August 8th: 2pm marched across ridge to camp in valley other side in bivouacs. Practised attacking GUILLEMONT trenches till July 17th . (? Dates don’t make sense, I believe that should read “until August 17th.)
August 17th (Trenches B.A.I & Arrow Head Copse): Battalion moved up into trenches B.A.I. etc. and ARROW HEAD COPSE. Queens were to have gone over this night but did not do so. Enemy counter barrage very heavy during night. Lt. Molesworth wounded.
August 18th: Lieut. Burt first wounded by our own shells then killed while going down to dressing station. 2nd Lieut. De Pass wounded in shoulder by our shells. Captains Middleton and Reeves and Lieut. Parkes buried in TEALE TRENCH and were dug out. Captains Middleton and Reeves went to hospital.
2.45pm Battalion attacked GUILLEMONT trenches but was held up just outside them by MGs from strong point on right and then shelled heavily while lying in the open. Captains Reeve, James and Vaughan killed. 2nd Lieuts. Adam, Burch and Black killed. Lieuts. Allen, King, Trower, Nicholson and Smith wounded. About 340 O.R. casualties. Battalion moved to Briquetterie for night.
My Granddad, Arthur Robert Norman, was one of the 90 O.R. (Other ranks) who died on August 18th 1916.
From my Mum, I learned that my Dad’s mum, born Emily Kemp, could not cope with her four children, one of whom was my Dad, newly born in 1915. My Great Uncle Leopold Septimus Norman, and his wife Maggie, took the four children and raised them as their own. My Grandma, Emily, married someone called Matthews in 1924, and they had one son, Eddie Matthews, my Uncle Eddie.
Also from my Mum, I learned that Uncle Eddie adored my father, his brother, because he was abused by his father, Emily's second husband, and Dad was instrumental in removing him from the Matthews’s home. In other words, he rescued him.
This from my Great Uncle Leo (Leopold Septimus Norman): I heard him tell my Dad that he had heard from Emily at a séance – this was in the 1950s, and Emily died in 1936. Uncle Leo and Aunt Maggie were Spiritualists.
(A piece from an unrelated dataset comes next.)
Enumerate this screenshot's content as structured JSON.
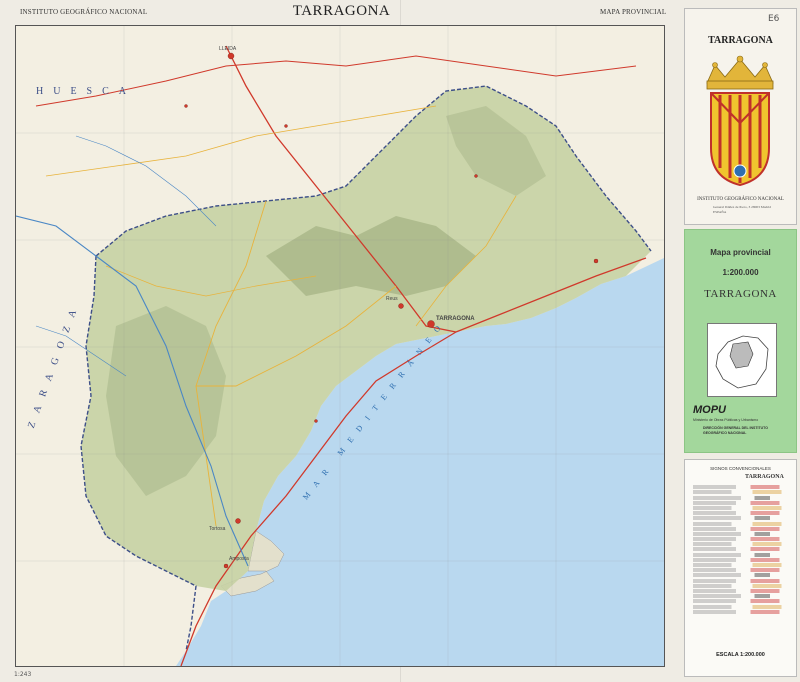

My Dad didn’t want to know about his mother. He never ever spoke about her, and, worse still, he never got to know his own Dad, the original Arthur Robert Norman, because he died in the Great War before my Dad was even one year old.
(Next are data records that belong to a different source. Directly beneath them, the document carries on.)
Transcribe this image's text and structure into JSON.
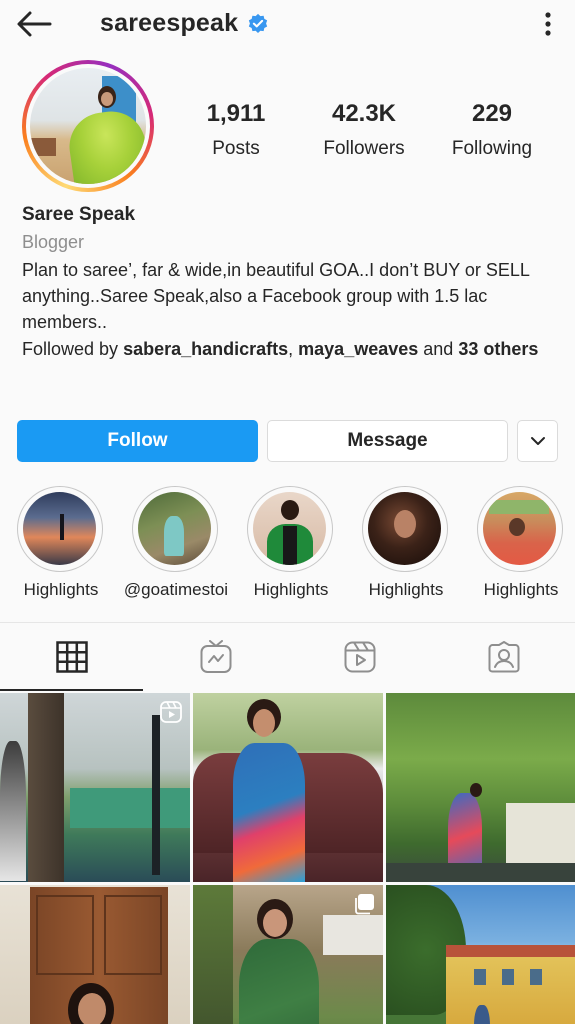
{
  "header": {
    "username": "sareespeak",
    "back_icon": "arrow-left-icon",
    "verified_icon": "verified-badge-icon",
    "more_icon": "more-vertical-icon"
  },
  "profile": {
    "avatar_alt": "profile-avatar",
    "stats": [
      {
        "value": "1,911",
        "label": "Posts"
      },
      {
        "value": "42.3K",
        "label": "Followers"
      },
      {
        "value": "229",
        "label": "Following"
      }
    ]
  },
  "bio": {
    "name": "Saree Speak",
    "category": "Blogger",
    "text": "Plan to saree’, far & wide,in beautiful GOA..I don’t BUY or SELL anything..Saree Speak,also a Facebook group with 1.5 lac members..",
    "followed_prefix": "Followed by ",
    "followed_user1": "sabera_handicrafts",
    "followed_sep": ", ",
    "followed_user2": "maya_weaves",
    "followed_and": " and ",
    "followed_others": "33 others"
  },
  "actions": {
    "follow_label": "Follow",
    "message_label": "Message",
    "dropdown_icon": "chevron-down-icon"
  },
  "highlights": [
    {
      "label": "Highlights"
    },
    {
      "label": "@goatimestoi"
    },
    {
      "label": "Highlights"
    },
    {
      "label": "Highlights"
    },
    {
      "label": "Highlights"
    }
  ],
  "tabs": [
    {
      "icon": "grid-icon",
      "active": true
    },
    {
      "icon": "igtv-icon",
      "active": false
    },
    {
      "icon": "reels-icon",
      "active": false
    },
    {
      "icon": "tagged-icon",
      "active": false
    }
  ],
  "colors": {
    "follow_button": "#1a9af3",
    "verified": "#3897f0",
    "text": "#262626",
    "secondary_text": "#8e8e8e",
    "background": "#fafafa"
  }
}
Family history sites can reveal so much, but the stories behind such information is lost forever unless we quiz our parents, grandparents and great-grandparents about those old photos and the stories behind them. That photo at the top of this page is my granddad, Arthur Robert Norman. He would have been so proud of my Dad for rescuing Uncle Eddie, even though Eddie wasn't his son. I hope he would have been proud of me, too.